Aos 32 anos de idade, a psicóloga Débora Noal, nascida em Santa Maria, Rio Grande do Sul, acredita que o engajamento e o diploma devem ser usados em prol de uma construção social. Engajada, sonhadora, desapegada e acima de tudo preocupada com o próximo, ela vive cada dia em busca de um mundo menos violento e mais prazeroso.

Eu gostava era da historia da costura da alma, mais do que da sutura do corpo"
Débora Noal

A aptidão em falar e ouvir histórias de pessoas a fez optar pelo curso de psicologia, no qual cursou na Universidade de Santa Cruz do Sul (UNISC), uma faculdade comunitária. Mas ela conta que chegou a se questionar se seria melhor ser uma médica ou psicóloga. A dúvida foi cessada um ano antes de terminar o ensino médio, quando estagiou por alguns meses na recepção de um pronto socorro. O contato com histórias de dor, a fez pensar que poderia fazer algo para ajudar de alguma forma a vida daquelas pessoas. “Eu gostava era da historia da costura da alma, mais do que da sutura do corpo”, afirmou Noal.

Formada e realizada, a gaúcha começou a trajetória de trabalho, com foco em Saúde Mental. Ela foi parar em Recife, onde instalou CAPs (Centro de Atenção Psicossocial) em duas cidades do interior pernambucano. No intuito de ampliar seus conhecimentos, embarcou para Sobral, no Ceará, para se especializar em Saúde da Família. Mas, não se adaptou ao clima local e foi parar em Aracajú, onde concluiu o mestrado de Gestão de Saúde Pública e Saúde Coletiva.

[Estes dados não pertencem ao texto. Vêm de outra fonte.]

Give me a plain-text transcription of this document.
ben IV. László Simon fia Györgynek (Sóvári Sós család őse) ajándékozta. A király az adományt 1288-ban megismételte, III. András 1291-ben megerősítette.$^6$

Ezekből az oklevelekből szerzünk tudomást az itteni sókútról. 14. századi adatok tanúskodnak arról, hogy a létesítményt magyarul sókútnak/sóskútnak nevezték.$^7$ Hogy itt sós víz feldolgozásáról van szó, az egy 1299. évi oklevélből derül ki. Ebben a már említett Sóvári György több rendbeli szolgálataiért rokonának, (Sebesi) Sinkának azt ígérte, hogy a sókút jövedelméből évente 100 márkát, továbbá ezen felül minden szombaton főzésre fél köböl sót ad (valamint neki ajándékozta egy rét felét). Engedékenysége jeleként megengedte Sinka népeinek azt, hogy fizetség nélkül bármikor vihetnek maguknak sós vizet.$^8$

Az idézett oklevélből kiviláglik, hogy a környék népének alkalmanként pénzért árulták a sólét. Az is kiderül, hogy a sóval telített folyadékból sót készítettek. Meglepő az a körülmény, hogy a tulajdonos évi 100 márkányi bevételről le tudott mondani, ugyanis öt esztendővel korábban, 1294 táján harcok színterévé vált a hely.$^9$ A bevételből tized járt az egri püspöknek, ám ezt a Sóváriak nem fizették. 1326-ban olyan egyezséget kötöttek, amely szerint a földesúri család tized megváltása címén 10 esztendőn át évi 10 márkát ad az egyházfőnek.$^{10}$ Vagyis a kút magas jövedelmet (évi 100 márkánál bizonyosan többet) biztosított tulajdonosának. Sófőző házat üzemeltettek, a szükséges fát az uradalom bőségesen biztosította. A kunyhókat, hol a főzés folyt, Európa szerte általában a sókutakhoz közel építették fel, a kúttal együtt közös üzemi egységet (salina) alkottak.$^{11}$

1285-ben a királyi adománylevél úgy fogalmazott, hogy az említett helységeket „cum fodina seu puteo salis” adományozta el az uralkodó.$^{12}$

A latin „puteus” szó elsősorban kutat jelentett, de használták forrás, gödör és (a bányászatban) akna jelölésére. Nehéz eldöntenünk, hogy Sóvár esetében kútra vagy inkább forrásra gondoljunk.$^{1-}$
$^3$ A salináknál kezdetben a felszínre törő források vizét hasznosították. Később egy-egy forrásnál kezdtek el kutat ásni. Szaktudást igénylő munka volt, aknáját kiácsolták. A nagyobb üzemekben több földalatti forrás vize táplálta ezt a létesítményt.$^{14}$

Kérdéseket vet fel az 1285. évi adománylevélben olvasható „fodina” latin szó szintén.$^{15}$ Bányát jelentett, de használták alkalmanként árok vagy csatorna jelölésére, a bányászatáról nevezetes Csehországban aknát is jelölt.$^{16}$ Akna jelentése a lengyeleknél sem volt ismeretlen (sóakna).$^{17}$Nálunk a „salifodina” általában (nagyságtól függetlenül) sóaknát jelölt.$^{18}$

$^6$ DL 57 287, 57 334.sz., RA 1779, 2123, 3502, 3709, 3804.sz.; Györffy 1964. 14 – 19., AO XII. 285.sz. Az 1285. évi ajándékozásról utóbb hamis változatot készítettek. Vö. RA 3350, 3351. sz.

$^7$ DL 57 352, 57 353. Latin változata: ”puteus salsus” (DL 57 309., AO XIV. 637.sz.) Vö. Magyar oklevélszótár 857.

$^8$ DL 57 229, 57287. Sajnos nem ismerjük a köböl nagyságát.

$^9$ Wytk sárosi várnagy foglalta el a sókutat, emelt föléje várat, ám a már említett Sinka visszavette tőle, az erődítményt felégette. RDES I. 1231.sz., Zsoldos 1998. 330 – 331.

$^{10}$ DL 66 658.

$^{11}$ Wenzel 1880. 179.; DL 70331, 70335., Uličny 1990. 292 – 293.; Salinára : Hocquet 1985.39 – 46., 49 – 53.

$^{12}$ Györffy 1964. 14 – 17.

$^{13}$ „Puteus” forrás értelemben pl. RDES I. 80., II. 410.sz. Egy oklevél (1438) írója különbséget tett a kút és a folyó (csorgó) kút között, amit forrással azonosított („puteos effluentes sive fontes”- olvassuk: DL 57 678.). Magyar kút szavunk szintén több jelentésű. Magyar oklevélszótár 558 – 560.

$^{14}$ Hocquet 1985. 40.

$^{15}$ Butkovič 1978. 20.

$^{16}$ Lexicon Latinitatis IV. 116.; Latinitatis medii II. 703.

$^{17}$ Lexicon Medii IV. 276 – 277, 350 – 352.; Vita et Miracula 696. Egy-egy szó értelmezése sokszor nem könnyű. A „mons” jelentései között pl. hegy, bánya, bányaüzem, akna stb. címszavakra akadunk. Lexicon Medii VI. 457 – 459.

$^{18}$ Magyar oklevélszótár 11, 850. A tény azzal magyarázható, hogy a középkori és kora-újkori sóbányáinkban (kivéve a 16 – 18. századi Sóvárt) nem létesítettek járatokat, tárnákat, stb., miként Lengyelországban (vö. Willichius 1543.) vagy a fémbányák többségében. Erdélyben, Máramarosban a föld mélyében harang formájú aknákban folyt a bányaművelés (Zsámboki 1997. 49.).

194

Foi na capital sergipana que ela tornou-se funcionária da secretaria estadual de Saúde e foi de lá também que ela recebeu a ligação que tanto esperava, a da ONG Médico Sem Fronteiras (MSF). Oito meses após ter se inscrito, o MSF entrou em contato já com o convite para Débora participar de uma missão. Ela nem pestanejou em deixar tudo que já tinha construído para traz e embarcou em uma missão humanitária, de muitas que viriam.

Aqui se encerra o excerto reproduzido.